The signs and symptoms of Ocular Albinism may differ among affected individuals in type and severity. In most affected individuals, the hair and skin color are normal, although some may present with a lighter shade of skin and/or hair color when compared to unaffected family members.
The following are some common symptoms of the condition:
- Pale blue, red, or purple iris (eye)
- Decreased vision/visual clarity
- Blurred vision
- Sensitivity of eyes to light
- Nystagmus - an irregular and continuous eye movement
- Astigmatism - formation of distorted images in the retina
- Strabismus - crossed eyes
- Macular hypoplasia – improper development of the macula, which is a part of retina involved in vision clarity
How is Ocular Albinism Diagnosed?
The diagnosis of Albinism is made by the following tests and exams:
- A thorough physical examination and assessment of symptoms
- An evaluation of family medical history
- Examination of the eyes for structural abnormalities
- Vision exam
- Visual-evoked potential (VEP) testing in children with visual problems
- Genetic testing for checking causative gene mutations in the fetus, if a family history of Ocular Albinism is present
Many clinical conditions may have similar signs and symptoms. Your healthcare provider may perform additional tests to rule out other clinical conditions to arrive at a definitive diagnosis.

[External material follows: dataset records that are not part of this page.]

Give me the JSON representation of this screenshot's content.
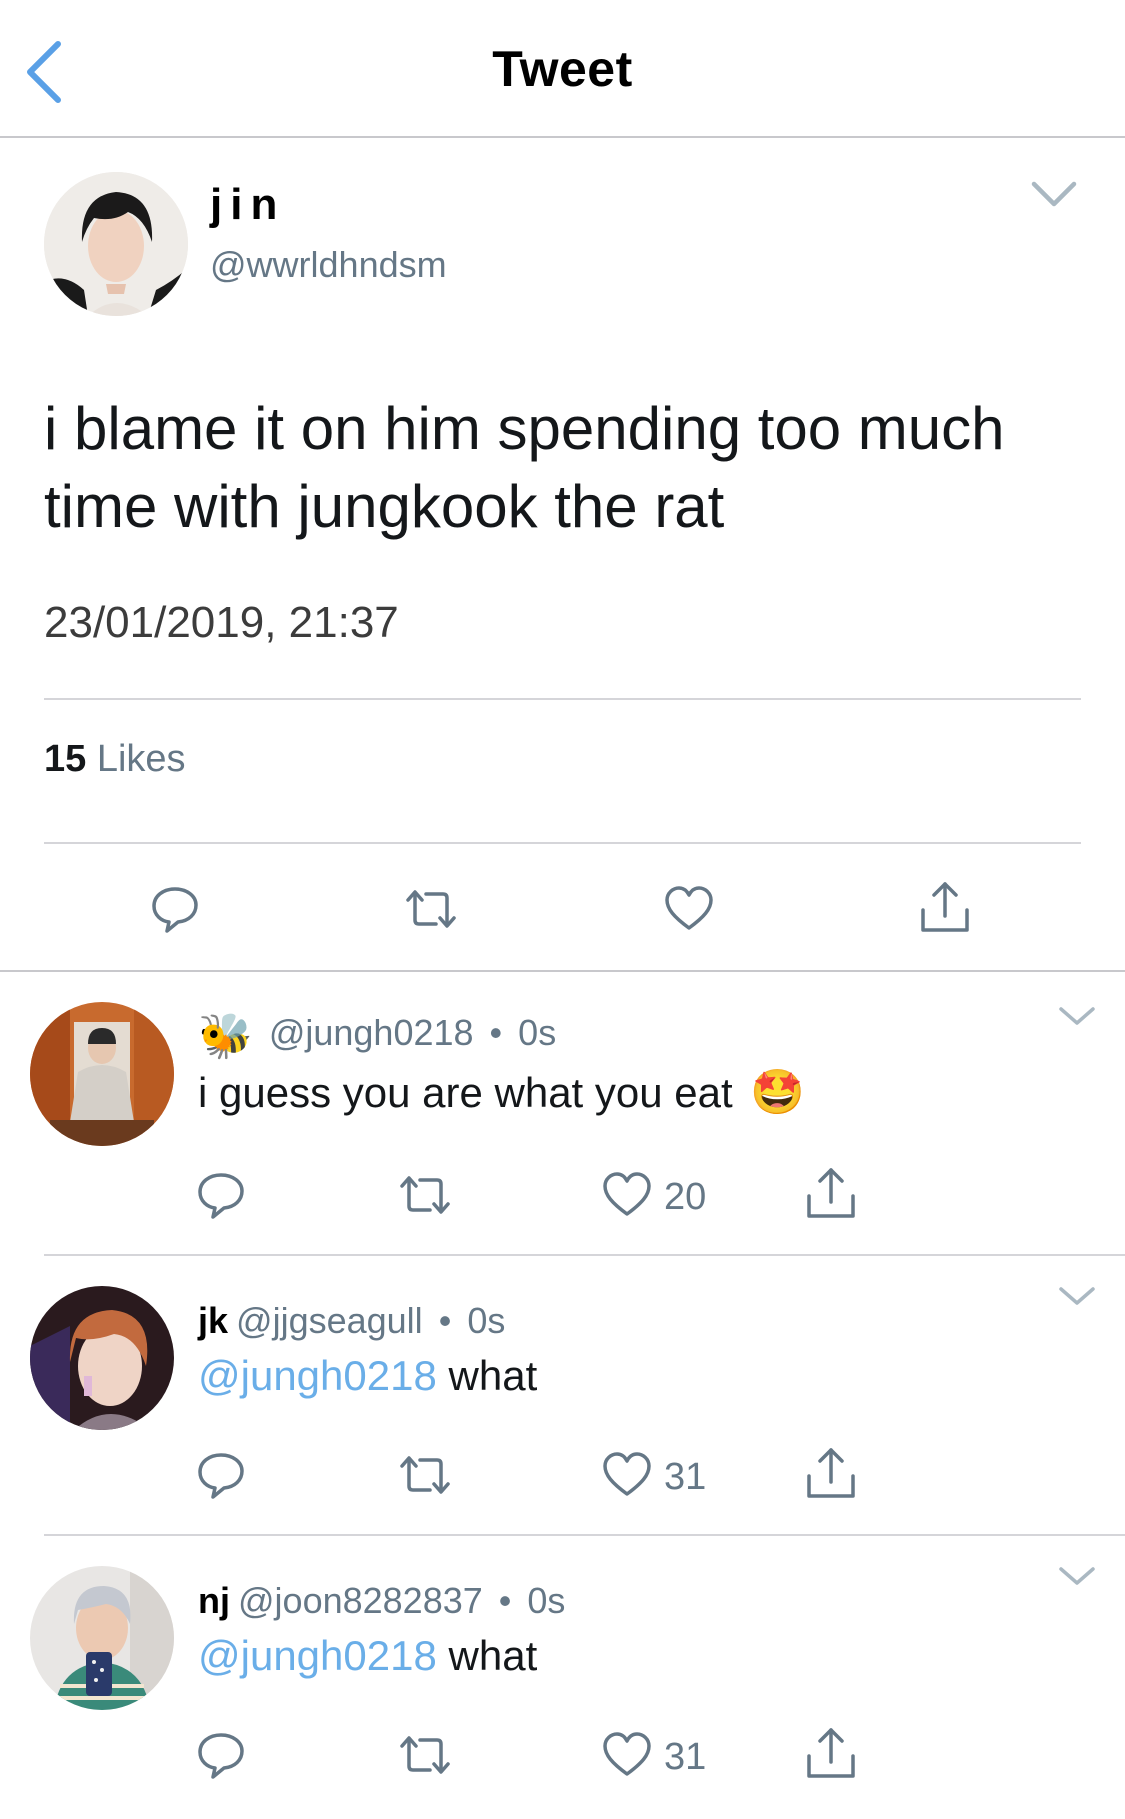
{
  "header": {
    "title": "Tweet",
    "back_icon": "chevron-left-icon"
  },
  "main_tweet": {
    "name": "jin",
    "handle": "@wwrldhndsm",
    "text": "i blame it on him spending too much time with jungkook the rat",
    "timestamp": "23/01/2019, 21:37",
    "likes_count": "15",
    "likes_label": "Likes",
    "actions": [
      "reply-icon",
      "retweet-icon",
      "like-icon",
      "share-icon"
    ]
  },
  "replies": [
    {
      "name_emoji": "🐝",
      "handle": "@jungh0218",
      "separator": "•",
      "time": "0s",
      "text": "i guess you are what you eat",
      "emoji": "🤩",
      "likes": "20"
    },
    {
      "name": "jk",
      "handle": "@jjgseagull",
      "separator": "•",
      "time": "0s",
      "mention": "@jungh0218",
      "text": "what",
      "likes": "31"
    },
    {
      "name": "nj",
      "handle": "@joon8282837",
      "separator": "•",
      "time": "0s",
      "mention": "@jungh0218",
      "text": "what",
      "likes": "31"
    }
  ],
  "colors": {
    "accent": "#6aaee8",
    "muted": "#657786",
    "text": "#14171a",
    "divider": "#d5d5d9"
  }
}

What are the possible Complications of Ocular Albinism?
The potential complications from Ocular Albinism include:
- Extreme sensitivity of eyes to light
- Vision problems
- Social isolation, which may affect the quality of life
How is Ocular Albinism Treated?
Ocular Albinism is treated in the following ways:
- Use of visual aids to help low or poor vision
- Tinted glasses to reduce light-sensitivity
- Use of UV-protected sunglasses
- Use of wide-brimmed hats to protect eyes from sensitivity to light
- Surgical correction for conditions such as strabismus and nystagmus
How can Ocular Albinism be Prevented?
- Ocular Albinism is a genetic disorder, and no specific methods or guidelines exist to prevent the condition
- Genetic testing of the expecting parents (and related family members) and prenatal diagnosis (molecular testing of the fetus during pregnancy) may help in understanding the risks better during pregnancy
- If there is a family history of the condition, then genetic counseling will help assess risks, before planning for a child
- Annual eye checkup and vision exams are highly recommended to prevent the development of complications
Active research is currently being performed to explore the possibilities for treatment and prevention of inherited and acquired genetic disorders such as Ocular Albinism.
What is the Prognosis of Ocular Albinism? (Outcomes/Resolutions)
- The prognosis of Ocular Albinism is good, as life expectancy is typically not affected
- However, due to light-sensitivity of the eyes, the choice of activities/profession for some individuals may be limited
- Regular eye examinations and vision acuity tests can help minimize complications
Additional and Relevant Useful Information for Ocular Albinism:
The US FDA is currently researching drugs that have the potential to increase pigmentation of hair and eyes, to a certain degree.